Quality and correctness of AI-generated versus human-written abstracts in psychiatric research papers.

Journal: Psychiatry research
PMID:

Abstract

This study aimed to assess the ability of an artificial intelligence (AI)-based chatbot to generate abstracts from academic psychiatric articles. We provided 30 full-text psychiatric papers to ChatPDF (based on ChatGPT) and prompted generating a similar style structured or unstructured abstract. We further used 10 papers from Psychiatry Research as active comparators (unstructured format). We compared the quality of the ChatPDF-generated abstracts with the original human-written abstracts and examined the similarity, plagiarism, detected AI-content, and correctness of the AI-generated abstracts. Five experts evaluated the quality of the abstracts using a blinded approach. They also identified the abstracts written by the original authors and validated the conclusions produced by ChatPDF. We found that the similarity and plagiarism were relatively low (only 14.07% and 8.34%, respectively). The detected AI-content was 31.48% for generated structure-abstracts, 75.58% for unstructured-abstracts, and 66.48% for active comparators abstracts. For quality, generated structured-abstracts were rated similarly to originals, but unstructured ones received significantly lower scores.
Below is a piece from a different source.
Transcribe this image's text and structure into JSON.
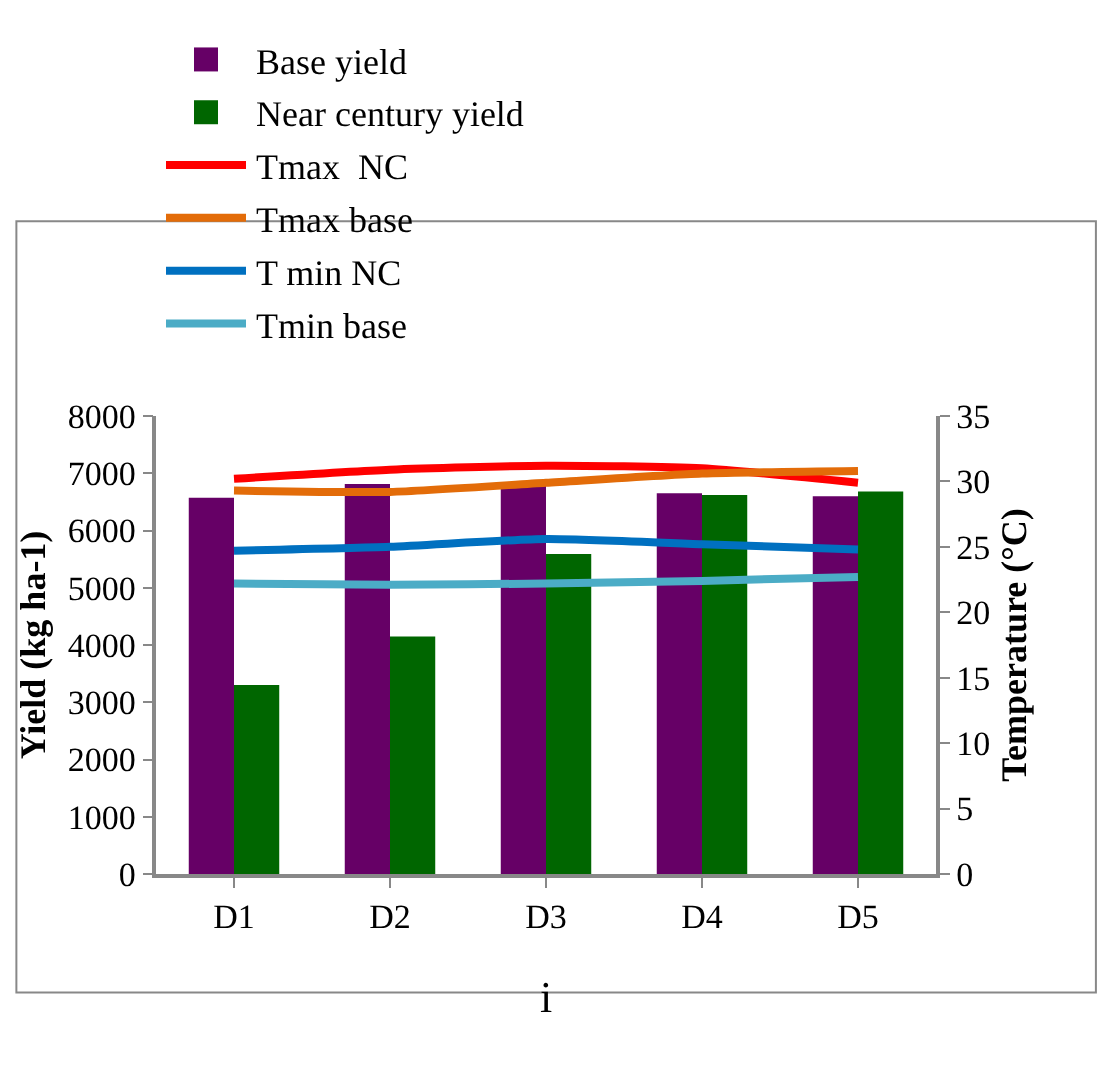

Experts rated 40% accuracy with structured abstracts, 73% with unstructured ones, and 77% for active comparators. However, 30% of AI-generated abstract conclusions were incorrect. In conclusion, the data organization capabilities of AI language models hold significant potential for applications to summarize information in clinical psychiatry. However, the use of ChatPDF to summarize psychiatric papers requires caution concerning accuracy.

Authors

  • Tien-Wei Hsu
    Department of Psychiatry, E-Da Dachang Hospital, I-Shou University, Kaohsiung, Taiwan.
  • Ping-Tao Tseng
    Department of Psychology, College of Medical and Health Science, Asia University, Taichung, Taiwan.
  • Shih-Jen Tsai
    Department of Psychiatry, Taipei Veterans General Hospital, No. 201, Shih-Pai Road, Sec. 2, 11217, Taipei, Taiwan. tsai610913@gmail.com.
  • Chih-Hung Ko
    Department of Psychiatry, Kaohsiung Medical University Hospital, Kaohsiung, Taiwan.
  • Trevor Thompson
    Centre for Chronic Illness and Ageing, University of Greenwich, London, UK.
  • Chih-Wei Hsu
    Department of Psychiatry, Kaohsiung Chang Gung Memorial Hospital, Kaohsiung, Taiwan.
  • Fu-Chi Yang
    Department of Neurology, Tri-Service General Hospital, National Defense Medical Center, Taipei, Taiwan.
  • Chia-Kuang Tsai
    Department of Neurology, Tri-Service General Hospital, National Defense Medical Center, Taipei, Taiwan.
  • Yu-Kang Tu
    Institute of Epidemiology and Preventive Medicine, College of Public Health, National Taiwan University, Taipei, Taiwan.
  • Szu-Nian Yang
  • Chih-Sung Liang
    Department of Psychiatry, Beitou Branch, Tri-Service General Hospital and School of Medicine, National Defense Medical Center, Taipei City 11490, Taiwan. Electronic address: lcsyfw@gmail.com.
  • Kuan-Pin Su
    College of Medicine, China Medical University, Taichung, Taiwan.